Biomuse
ATAU TANAKA

I'll be playing two pieces of `neural music'. I perform with an instrument called the Biomuse. This takes electrical signals from body, signals that represent muscle tension, brain activity and eye tracking - in the form of EMG, EEG, and EOG signals - and transforms them into musical control signals, or MIDI signals to control synthesisers and computers.

Today I'll be performing with two arm bands. These are medical electrodes attached to my lower arms, and by tensing and relaxing the muscles in my arms I perform all the music.

This is an example of real-time performance with computers, synthesisers and an instrument like this - I like to call it an instrument rather than an interface. Although it can be thought of as a general purpose interface, my approach to working with the Biomuse has been to think of it like a new kind of musical instrument, or one that can turn my body into a musical instrument.

So rather than expecting the perfection of a generalised human-machine interface, in fact I prefer certain imperfections, certain glitches and funny things that it might do and play on those for musical material. This, to me, makes a connection with traditional musical instrument writing: I can use the old metaphors of musical instrument composition with this system. This is just my choice as a musician; the Biomuse can be used for many different things but it has been designed as a musical instrument

The first piece was written for a quadraphonic sound system, where I`m doing spatial sound panning with my arms.

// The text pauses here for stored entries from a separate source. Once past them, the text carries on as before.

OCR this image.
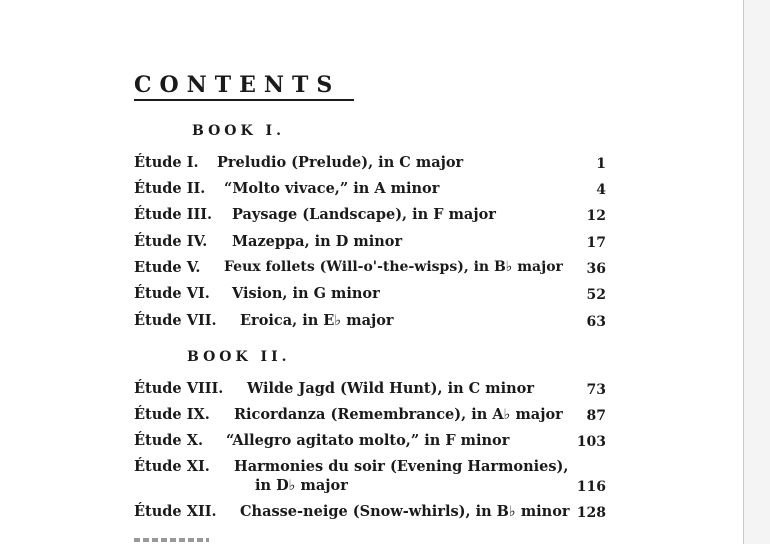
CONTENTS
BOOK I.
Étude I. Preludio (Prelude), in C major	1
Étude II. “Molto vivace,” in A minor	4
Étude III. Paysage (Landscape), in F major	12
Étude IV. Mazeppa, in D minor	17
Etude V. Feux follets (Will-o'-the-wisps), in B♭ major 36
Étude VI. Vision, in G minor	52
Étude VII. Eroica, in E♭ major	63
BOOK II.
Étude VIII. Wilde Jagd (Wild Hunt), in C minor	73
Étude IX. Ricordanza (Remembrance), in A♭ major 87
Étude X. “Allegro agitato molto,” in F minor	103
Étude XI. Harmonies du soir (Evening Harmonies),
in D♭ major	116
Étude XII. Chasse-neige (Snow-whirls), in B♭ minor 128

Unfortunately, today we'll only hear sound through the front speakers. So we'll lose some spatial quality, but hopefully we'll hear some of the other musical control that I exercise.

So the idea is that there is no pre-recorded material. There's no sequencer, no tape I'm playing along with. None of the music happens until I move and play it. The first piece is called Kagami - it's a Japanese word meaning `mirror'.

If that piece was the body as musical instrument, the next piece can be thought of as music for an invisible instrument. I think it's pretty clear which one in the first moments. I'm using a familiar musical metaphor as a point of departure for stretching people's expectations, to sort of drag them along on a `sonic ride' into the kinds of sounds that may not be possible with a real instrument that I'm using as the basis for this.